Edmondo de Amicis, noto in Italia per la sua opera ‘Cuore’, è stato, oltre che uno scrittore, anche un militare e un giornalista; le sue opere sono molteplici, e non si riducono certamente a quella menzionata in precedenza, che probabilmente costituisce quella più popolare.

Tra queste si segnala Marocco, scritta nel 1878 e poi riedita diverse volte, che raccoglie le impressioni ed osservazioni dello scrittore e giornalista di un suo viaggio compiuto, appunto, in Marocco; l’edizione del 1903, in particolare, si segnala per i disegni e le incisioni che arricchiscono il testo.
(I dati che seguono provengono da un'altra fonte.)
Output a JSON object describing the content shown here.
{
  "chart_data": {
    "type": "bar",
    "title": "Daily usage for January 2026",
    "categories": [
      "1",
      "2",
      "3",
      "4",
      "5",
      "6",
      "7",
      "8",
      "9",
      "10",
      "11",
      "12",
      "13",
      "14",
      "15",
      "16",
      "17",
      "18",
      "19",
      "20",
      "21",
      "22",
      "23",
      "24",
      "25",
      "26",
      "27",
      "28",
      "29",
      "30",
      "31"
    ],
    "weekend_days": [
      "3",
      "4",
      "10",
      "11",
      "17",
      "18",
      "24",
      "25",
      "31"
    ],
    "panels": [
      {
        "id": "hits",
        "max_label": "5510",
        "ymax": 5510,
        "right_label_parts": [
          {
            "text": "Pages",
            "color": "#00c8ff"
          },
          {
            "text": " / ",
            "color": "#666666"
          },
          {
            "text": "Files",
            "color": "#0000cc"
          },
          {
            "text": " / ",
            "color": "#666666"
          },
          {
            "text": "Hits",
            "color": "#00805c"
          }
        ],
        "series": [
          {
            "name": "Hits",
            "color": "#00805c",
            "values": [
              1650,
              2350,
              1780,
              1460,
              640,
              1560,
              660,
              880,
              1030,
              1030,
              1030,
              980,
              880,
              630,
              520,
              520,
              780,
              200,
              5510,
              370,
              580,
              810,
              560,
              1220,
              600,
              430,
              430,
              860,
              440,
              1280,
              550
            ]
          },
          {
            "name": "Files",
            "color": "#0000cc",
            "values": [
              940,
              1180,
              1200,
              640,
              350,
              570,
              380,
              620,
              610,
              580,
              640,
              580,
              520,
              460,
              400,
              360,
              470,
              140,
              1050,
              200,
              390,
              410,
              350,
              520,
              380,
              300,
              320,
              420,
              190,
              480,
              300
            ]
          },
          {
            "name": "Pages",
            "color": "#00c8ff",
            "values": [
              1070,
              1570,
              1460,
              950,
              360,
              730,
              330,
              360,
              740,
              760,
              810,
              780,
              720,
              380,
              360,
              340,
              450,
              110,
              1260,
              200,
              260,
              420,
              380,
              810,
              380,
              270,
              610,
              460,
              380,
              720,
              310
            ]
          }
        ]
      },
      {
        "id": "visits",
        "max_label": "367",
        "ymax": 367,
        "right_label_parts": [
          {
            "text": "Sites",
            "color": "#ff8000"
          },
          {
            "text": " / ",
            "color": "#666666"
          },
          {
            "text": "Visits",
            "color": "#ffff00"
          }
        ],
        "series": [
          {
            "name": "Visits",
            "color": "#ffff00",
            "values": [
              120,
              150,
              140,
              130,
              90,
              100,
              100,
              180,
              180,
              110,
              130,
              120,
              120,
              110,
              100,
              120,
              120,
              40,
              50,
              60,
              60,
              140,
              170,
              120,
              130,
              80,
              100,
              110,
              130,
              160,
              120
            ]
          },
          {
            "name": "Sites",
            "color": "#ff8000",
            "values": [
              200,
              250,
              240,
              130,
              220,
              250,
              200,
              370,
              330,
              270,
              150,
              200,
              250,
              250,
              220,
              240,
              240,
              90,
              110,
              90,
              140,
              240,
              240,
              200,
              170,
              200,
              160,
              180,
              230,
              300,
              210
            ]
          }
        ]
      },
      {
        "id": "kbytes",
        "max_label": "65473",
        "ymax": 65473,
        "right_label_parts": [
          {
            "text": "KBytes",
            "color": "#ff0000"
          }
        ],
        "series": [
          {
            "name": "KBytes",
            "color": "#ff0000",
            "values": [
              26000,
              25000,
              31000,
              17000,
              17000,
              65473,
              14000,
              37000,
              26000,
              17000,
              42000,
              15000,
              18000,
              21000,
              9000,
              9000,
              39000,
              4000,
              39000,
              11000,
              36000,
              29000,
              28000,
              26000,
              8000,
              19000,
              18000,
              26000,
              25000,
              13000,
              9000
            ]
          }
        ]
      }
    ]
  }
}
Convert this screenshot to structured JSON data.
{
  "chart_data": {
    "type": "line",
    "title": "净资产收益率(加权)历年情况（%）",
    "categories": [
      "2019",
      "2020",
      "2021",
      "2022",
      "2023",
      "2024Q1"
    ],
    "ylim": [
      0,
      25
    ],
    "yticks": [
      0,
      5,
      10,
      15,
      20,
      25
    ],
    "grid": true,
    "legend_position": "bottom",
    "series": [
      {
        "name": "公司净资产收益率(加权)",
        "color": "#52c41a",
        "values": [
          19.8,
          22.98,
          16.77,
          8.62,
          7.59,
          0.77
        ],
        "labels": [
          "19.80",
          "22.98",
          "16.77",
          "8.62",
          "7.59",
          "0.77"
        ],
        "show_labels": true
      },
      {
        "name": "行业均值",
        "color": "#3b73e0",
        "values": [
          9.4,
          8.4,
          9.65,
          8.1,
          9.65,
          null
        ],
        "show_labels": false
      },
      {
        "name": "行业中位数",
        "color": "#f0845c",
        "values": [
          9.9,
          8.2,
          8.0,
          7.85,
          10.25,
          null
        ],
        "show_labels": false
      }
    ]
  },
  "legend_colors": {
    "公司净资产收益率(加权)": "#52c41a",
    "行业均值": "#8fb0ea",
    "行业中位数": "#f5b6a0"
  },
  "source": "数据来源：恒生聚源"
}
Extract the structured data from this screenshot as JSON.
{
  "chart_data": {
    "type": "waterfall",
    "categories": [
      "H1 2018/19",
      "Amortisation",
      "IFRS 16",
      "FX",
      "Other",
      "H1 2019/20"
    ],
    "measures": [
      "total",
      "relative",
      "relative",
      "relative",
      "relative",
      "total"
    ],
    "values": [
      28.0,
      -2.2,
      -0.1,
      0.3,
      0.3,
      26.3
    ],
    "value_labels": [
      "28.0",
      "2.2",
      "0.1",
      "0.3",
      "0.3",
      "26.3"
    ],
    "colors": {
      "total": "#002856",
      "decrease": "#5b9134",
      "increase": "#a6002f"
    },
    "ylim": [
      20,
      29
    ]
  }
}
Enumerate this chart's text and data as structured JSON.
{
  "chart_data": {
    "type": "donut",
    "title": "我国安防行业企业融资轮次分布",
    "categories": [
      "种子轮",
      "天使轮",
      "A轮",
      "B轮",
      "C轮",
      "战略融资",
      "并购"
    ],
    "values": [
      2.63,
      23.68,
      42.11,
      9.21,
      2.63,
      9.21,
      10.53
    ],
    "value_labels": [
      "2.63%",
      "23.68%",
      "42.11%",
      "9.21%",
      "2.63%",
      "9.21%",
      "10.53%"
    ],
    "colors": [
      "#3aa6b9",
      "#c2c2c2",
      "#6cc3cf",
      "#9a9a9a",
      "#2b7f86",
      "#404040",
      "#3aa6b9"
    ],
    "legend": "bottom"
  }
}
Il giornalista adotta un tono secco, che a volte può apparire ‘duro’, ma mai esagerato, e la narrazione risulta piacevole anche ad oltre un secolo e mezzo di distanza; si consideri, a titolo di esempio, queste osservazioni.
Il commercio è strozzato dai monopoli, dalle proibizioni d’esportazione e d’importazione, dalla capricciosa mutabilità delle leggi. L’industria, ristretta nella sua attività dai vincoli posti al commercio, e rimasta come prima della cacciala dei Mori dalla Spagna, coi suoi strumenti primitivi e coi suoi procedimenti infantili. L’agricoltura, oberata di balzelli, vincolata nell’esportazione dei prodotti, non curata che quanto richiedono le prime necessita della vita, e decaduta a segno da non meritar quasi il nome d’arte.
La scienza, soffocata dal Corano, contaminata dalla superstizione, si riduce nelle maggiori scuole a pochi elementi, quali s’insegnavano nel medio evo. Non v’è stampa, né libri, né earte geografiche; la lingua stessa corruzione dell’arabo, non rappresentata che da una scrittura imperfetta e variabile, si va sempre più degradando; il carattere nazionale nella generale decadenza si corrompe; tutta l’antica civiltà mussulmana deperisce.
E. De Amicis, Marocco, Fratelli Trèves, Milano, 1903, p. 16.
De Amicis, dunque, sembra criticare, più che l’Islam, una sua versione che ritiene fanatica, che corrompe la civiltà e la degrada, al posto di esaltarla come era avvenuto in passato; il giornalista italiano dunque attribuisce all’eccesso di conservatorismo una (supposta) decadenza del Paede Nord-Africano.
Altrove egli osserva che,
Tutti hanno nel loro modo ili camminare qualcosa della compostezza d’un sacerdote, della maestà d’un re e della disinvoltura d’un soldato. Ed è strano che quella stessa gente che sta tante ore del giorno accovacciata, immobile, quasi intorpidita, spieghi, non appena è scussa dalla passione, un vigore di gesto e di voce che tocca la frenesia. Ma anche nel prorompere delle passioni più violente, serbano una sorta di dignità tragica, che potrebbe servir d’esempio a molti attori. Ricorderò per molto tempo l’arabo ili stamane, un vecchio alto e consunto, il quale, avendo ricevuto, per quello che si disse, una mentita da un tale con cui fino allora era andato disputando pacatamente, impallidì, dette indietro, e poi si slanciò giù per la strada coprendosi il viso colle mani convulse e gettando un urlo di rabbia e di dolore. Io non ho mai visto una figura più terribile e più bella.
E. De Amicis, Marocco, Fratelli Trèves, Milano, 1903, p. 19.
De Amicis, dunque, prova anche ammirazione per la terra che sta visitando, anche se è molto diversa, e secondo lui, opposta, alla riva europea del Mediterraneo; una ammirazione e uno stupore che convoglia in uno scritto ricco di particolari e di dettagli su un Paese che era ancora semi-sconosciuto in Europa, perlomeno al grande pubblico.